Walking through the city first thing in the morning is usually a relaxing time for me, a part of my daily ritual of basking in the sunshine and clearing my mind as I head to the park on the way home to meditate or read. My brain is usually a scrambled mess of thought, buzzing with ideas and grand plans, it’s hard to slow it down to make any sense of it sometimes.
A year ago I had a mental breakdown, anxiety getting the best of me and I was literally unable to function without being dosed up on a cocktail of anti-psychotics, anti-depressants and benzos. I developed agoraphobia, refused to eat and would spend the day intermittently crying and having panic attacks. I moved to Melbourne with my ex and we focused on getting me the help that I needed one day at a time.
This morning as I walked home through the park I felt the old familiar dizziness and nausea flood , a swarm of angry bees buzzing in my rib cage threatening to burst out through my skin. There was no coherent thought pattern to break, no trigger or reason. My brain just decided that today it would short-circuit, just for fun.

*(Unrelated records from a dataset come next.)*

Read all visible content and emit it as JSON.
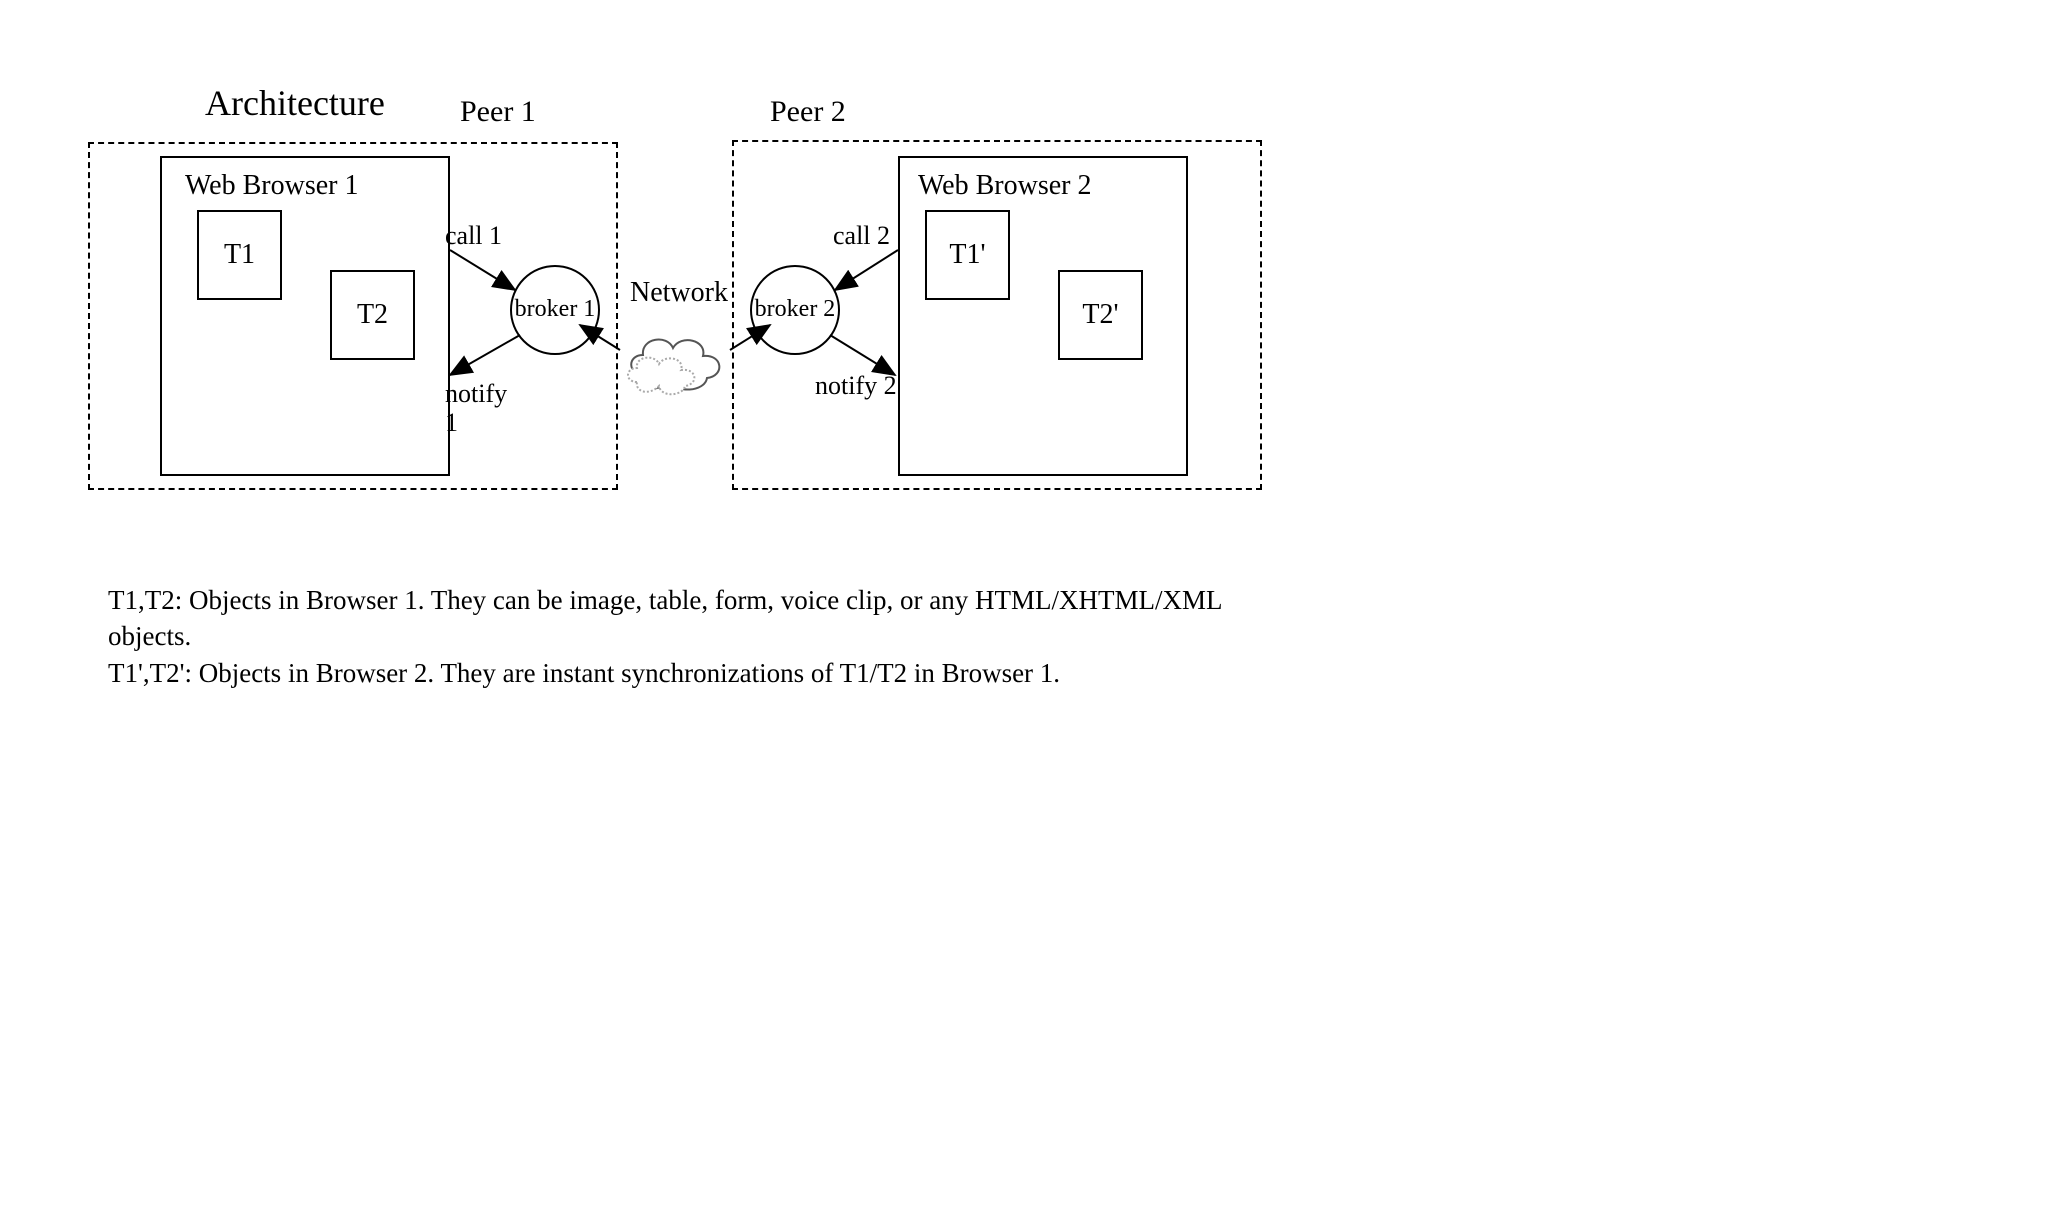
{
  "title": "Architecture",
  "peer1": {
    "label": "Peer 1",
    "browser_label": "Web Browser 1",
    "t1": "T1",
    "t2": "T2",
    "call": "call 1",
    "notify": "notify 1",
    "broker": "broker 1"
  },
  "peer2": {
    "label": "Peer 2",
    "browser_label": "Web Browser 2",
    "t1": "T1'",
    "t2": "T2'",
    "call": "call 2",
    "notify": "notify 2",
    "broker": "broker 2"
  },
  "network_label": "Network",
  "caption_line1": "T1,T2: Objects in Browser 1. They can be image, table, form, voice clip, or any HTML/XHTML/XML objects.",
  "caption_line2": "T1',T2': Objects in Browser 2. They are instant synchronizations of T1/T2 in Browser 1."
}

Thanks buddy. I head home to rest after attractively vomiting into a trash can, fighting back tears of frustration.
Although I fucking refuse to go backwards after working so hard to get where I am now, I see this hiccup just a gentle reminder of the difference within myself from a year ago, and the gratitude I feel is palpable.
Gratitude that I am perpetually surrounded by love.
Gratitude that my body has returned to a state of health.
Gratitude for my friends for their support.
Gratitude for the reminder of how far I have come.